3.5. GPU#
GPU acceleration can greatly speedup workloads that are compute-bound, like computer vision and deep learning. The HPC-UGent provides a GPU cluster for this purpose. Usually it is best to develop your code or job submission on an interactive debugging CPU cluster (slaking) with a small data subset and submit larger non-interactive jobs on the GPU clusters.
Documentation for using the GPU cluster joltik or accelgor is provided in the manual under Chapter 21 “HPC-UGent GPU cluster”. General information for GPU SLURM job submissions is also provided at the VUB HPC documentation.
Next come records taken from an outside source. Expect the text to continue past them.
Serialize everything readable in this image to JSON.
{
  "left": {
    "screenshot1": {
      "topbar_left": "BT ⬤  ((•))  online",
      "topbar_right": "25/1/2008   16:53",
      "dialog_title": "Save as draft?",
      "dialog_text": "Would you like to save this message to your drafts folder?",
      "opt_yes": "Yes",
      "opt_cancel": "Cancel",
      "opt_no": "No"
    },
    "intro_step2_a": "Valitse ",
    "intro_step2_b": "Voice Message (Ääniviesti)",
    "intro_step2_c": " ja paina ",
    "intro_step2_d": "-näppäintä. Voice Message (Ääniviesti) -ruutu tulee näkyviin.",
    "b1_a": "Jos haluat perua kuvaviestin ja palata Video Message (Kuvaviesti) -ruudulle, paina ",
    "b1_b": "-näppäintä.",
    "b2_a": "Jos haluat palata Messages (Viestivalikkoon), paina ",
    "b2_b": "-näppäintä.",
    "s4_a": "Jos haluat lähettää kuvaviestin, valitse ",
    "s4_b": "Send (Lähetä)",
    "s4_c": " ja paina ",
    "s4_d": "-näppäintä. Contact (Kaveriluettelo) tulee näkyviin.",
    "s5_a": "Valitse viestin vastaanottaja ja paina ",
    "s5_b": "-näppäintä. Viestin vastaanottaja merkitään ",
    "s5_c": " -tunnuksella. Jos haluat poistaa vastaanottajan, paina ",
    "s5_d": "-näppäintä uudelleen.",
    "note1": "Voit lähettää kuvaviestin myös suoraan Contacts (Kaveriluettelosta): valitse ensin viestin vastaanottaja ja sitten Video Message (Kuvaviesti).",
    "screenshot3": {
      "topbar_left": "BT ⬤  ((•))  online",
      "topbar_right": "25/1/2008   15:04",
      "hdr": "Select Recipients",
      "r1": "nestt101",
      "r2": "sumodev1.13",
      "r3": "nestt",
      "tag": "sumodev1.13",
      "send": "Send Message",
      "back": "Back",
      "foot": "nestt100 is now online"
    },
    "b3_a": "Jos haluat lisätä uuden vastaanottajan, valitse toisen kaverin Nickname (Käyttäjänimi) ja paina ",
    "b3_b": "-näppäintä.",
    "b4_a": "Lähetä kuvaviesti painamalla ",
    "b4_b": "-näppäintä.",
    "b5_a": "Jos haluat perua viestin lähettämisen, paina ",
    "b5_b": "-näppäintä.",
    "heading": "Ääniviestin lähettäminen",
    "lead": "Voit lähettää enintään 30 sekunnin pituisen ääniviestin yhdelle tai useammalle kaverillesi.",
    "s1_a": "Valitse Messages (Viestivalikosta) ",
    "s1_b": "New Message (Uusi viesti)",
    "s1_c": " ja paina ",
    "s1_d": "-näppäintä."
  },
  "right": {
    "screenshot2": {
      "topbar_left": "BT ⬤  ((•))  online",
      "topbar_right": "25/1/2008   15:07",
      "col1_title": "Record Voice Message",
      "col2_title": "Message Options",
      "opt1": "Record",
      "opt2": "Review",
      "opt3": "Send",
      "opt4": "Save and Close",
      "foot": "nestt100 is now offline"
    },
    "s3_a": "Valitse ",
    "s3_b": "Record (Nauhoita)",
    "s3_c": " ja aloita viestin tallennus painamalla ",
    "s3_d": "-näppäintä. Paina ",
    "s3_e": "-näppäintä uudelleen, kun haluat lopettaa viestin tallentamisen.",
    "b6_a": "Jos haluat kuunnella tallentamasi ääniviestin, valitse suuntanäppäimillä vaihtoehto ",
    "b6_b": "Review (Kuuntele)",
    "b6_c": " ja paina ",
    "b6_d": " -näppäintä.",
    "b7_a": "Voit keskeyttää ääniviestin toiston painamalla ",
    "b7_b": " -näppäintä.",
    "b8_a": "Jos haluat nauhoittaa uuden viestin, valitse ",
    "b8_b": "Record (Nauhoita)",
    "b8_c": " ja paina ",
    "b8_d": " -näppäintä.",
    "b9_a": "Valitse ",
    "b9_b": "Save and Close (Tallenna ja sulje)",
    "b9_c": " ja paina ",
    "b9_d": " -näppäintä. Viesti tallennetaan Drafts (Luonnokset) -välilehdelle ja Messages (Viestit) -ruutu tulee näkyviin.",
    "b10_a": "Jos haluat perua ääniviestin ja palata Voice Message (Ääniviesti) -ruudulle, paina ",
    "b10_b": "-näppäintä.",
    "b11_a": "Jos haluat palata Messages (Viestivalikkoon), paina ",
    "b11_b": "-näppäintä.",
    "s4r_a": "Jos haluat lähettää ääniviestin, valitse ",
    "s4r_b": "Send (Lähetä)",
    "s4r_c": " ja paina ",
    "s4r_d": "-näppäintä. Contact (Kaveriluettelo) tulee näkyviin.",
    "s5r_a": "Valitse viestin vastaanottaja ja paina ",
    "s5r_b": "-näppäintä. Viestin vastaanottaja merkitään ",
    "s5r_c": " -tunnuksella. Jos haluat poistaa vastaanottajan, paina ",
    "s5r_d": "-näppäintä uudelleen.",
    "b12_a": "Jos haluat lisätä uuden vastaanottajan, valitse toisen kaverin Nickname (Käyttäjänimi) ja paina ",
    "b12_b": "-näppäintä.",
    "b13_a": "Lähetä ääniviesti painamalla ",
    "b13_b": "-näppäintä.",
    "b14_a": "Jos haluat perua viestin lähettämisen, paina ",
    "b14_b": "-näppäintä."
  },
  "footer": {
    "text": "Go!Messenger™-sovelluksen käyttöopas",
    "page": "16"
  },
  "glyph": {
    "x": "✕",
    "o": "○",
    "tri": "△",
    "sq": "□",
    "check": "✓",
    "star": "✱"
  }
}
When using a GPU cluster, first try a simple test script to see if your GPU is properly requested. This can usually be done using a single line of Python, e.g. torch.cuda.is available()
in Pytorch.
Note
First setup CPU job submissions before you start with GPU jobs.
3.5.1. SLURM#
The differences between a CPU and GPU cluster submission are:
the choice of cluster
parameters in your script to use the GPU
installation of a GPU driver and framework like CUDA.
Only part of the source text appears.